The Banana Lady and Other Stories of Curious Behavior and Speech

by Andrew Kertesz



Book Details

Language : English
Publication Date : 3/6/2007

Format : Softcover
Dimensions : 5.5x8.5
Page Count : 246
ISBN : 9781425101268

About the Book

The subject of this book is a stranger than fiction change in personality, behaviors and relationships including the gradual loss of language and the meaning of words occurring in middle age.

These are stories about a relatively little known illness in middle age, that happens to be much more common than it is generally recognized. The exact cause remains a puzzle as with many other afflictions of the nervous system. but we are beginning to understand its anatomy, genetics, and biology. It is presently classified as one of the so-called "degenerative diseases" of the brain, progressively eroding either behaviors, professionals who diagnose and treat mental or neurological disease, and the caregivers who sometimes suffer as much as the patients if not more.

Technical jargon is avoided or explained when necessary. The stories are all factual, and each is chosen to represent one of the typical behaviors, but many of these are shared and reoccur throughout. The book can be read as a collection of neurological tales similar to Oliver Sacks' fascinating stories or as a case based guide for the puzzling phenomenology of Frontotemporal dementia, containing much clinical and scientific information.

Nineteen lives are chronicled as told by caregivers, each selected for the drama and strangeness of behavior or cognition. In each chapter the biology of the underlying brain disorder and the social and cultural aspects of the behavior change is explored. There is a special chapter: "Tips for caregivers" and three final chapters dealing with the biology, the genetics and pharmacology of the disease in lay terms. References, footnotes and glossary provide additional, but optional information.

About the Author

Dr. Andrew Kertesz is professor of Neurology in the Department of Clinical Neurological Sciences at the University of Western Ontario. He is Director of Cognitive Neurology and Alzheimer's Research Centre at St. Joseph's Health Care London and former Chief of the Department of Neurology.
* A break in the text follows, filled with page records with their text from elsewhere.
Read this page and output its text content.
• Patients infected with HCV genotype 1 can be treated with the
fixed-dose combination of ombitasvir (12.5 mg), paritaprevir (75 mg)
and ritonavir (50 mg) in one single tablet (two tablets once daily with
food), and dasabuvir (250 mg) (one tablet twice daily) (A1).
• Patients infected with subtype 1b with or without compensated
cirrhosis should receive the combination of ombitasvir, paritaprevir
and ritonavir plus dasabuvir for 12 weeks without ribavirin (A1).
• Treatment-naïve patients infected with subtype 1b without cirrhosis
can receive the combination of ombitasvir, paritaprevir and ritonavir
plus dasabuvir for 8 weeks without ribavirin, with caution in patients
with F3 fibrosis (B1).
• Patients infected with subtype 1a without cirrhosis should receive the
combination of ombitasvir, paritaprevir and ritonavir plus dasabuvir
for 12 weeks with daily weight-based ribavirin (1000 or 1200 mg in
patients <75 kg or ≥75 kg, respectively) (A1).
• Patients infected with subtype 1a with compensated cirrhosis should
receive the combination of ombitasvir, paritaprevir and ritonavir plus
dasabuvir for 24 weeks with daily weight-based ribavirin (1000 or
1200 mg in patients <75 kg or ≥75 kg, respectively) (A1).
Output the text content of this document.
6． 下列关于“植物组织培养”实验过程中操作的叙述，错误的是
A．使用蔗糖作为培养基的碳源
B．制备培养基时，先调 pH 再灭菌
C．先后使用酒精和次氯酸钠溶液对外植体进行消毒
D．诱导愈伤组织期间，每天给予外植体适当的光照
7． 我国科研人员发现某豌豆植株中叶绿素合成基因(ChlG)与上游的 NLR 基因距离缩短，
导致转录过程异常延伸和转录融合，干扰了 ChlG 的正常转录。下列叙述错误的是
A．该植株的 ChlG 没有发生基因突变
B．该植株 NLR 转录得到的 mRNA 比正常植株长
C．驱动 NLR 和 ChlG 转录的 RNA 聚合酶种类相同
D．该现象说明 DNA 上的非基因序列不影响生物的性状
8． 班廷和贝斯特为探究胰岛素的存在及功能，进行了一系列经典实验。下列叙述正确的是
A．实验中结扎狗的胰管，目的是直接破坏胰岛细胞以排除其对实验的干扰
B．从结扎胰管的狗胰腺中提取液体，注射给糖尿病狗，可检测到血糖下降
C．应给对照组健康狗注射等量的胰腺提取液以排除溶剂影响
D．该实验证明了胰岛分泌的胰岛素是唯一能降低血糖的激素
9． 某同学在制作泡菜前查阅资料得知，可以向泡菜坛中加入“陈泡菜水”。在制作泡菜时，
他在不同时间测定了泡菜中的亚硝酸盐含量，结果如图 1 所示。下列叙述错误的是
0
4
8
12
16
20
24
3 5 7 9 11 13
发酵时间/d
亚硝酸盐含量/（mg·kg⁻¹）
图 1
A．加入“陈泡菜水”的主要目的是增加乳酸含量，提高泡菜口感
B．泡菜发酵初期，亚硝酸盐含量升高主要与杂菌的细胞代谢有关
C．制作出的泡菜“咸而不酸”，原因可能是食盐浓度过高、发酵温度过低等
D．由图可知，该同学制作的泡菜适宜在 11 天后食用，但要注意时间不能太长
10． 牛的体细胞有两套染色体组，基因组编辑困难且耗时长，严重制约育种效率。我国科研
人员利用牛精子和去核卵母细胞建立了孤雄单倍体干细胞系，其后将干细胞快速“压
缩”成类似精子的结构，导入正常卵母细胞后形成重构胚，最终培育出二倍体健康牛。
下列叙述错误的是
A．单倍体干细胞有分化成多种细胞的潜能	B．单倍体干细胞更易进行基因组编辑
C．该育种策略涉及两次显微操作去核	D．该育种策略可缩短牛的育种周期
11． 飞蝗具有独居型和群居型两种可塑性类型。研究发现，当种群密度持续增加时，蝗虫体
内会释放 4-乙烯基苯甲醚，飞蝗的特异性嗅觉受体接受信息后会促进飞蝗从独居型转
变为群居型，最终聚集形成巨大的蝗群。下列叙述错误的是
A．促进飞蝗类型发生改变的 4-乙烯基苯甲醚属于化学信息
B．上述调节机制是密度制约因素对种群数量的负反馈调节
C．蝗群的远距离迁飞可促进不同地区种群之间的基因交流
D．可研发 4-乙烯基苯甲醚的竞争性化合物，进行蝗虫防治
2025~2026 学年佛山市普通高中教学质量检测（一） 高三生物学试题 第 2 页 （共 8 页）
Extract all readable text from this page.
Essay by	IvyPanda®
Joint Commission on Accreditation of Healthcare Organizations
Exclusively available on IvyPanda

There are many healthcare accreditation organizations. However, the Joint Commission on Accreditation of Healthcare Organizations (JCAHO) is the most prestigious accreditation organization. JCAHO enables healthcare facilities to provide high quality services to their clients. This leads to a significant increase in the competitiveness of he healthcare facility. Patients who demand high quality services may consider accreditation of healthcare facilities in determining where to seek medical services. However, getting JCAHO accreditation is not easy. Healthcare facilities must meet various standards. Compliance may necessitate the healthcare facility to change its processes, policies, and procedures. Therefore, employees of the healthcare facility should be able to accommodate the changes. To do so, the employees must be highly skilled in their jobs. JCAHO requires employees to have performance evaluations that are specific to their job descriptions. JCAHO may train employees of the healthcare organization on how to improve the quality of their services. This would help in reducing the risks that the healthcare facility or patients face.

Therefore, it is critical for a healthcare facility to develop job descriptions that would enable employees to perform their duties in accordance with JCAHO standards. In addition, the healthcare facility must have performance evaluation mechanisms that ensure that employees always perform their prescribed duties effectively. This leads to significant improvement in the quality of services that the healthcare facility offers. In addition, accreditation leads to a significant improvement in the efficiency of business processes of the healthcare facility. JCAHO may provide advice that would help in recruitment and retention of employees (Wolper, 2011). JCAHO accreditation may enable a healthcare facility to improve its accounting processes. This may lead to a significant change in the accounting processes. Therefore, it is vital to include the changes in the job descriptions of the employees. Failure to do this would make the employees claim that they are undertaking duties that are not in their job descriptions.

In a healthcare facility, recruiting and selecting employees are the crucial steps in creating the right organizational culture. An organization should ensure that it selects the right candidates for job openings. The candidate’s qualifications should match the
He graduated from Queen's University in Kingston, Ontario, studied neurology in Toronto, and behavioral neurology in Boston. His publications deal with the classification, localization and recovery in aphasia, as well as alexia, apraxia, visual agnosia and dementia.

His books include Aphasia and Associated Disorders by Grune and Stratton (1979), Localization and Neuroimaging in Neuropsychology by Academic press (1994), and his most recent book, co-authored by Dr. David Munoz, is entitled, Pick's Disease and Pick Complex by Wiley-Liss Inc. (1998).

Recent research projects are the experimental treatment of Alzheimer's disease, mild cognitive impairment, vascular dementia, primary progressive aphasia, and frontotemoral dementia. He has standardized a Frontal Behavioral Inventory for the diagnosis of Frontotemporal dementia and is active in clinical trials.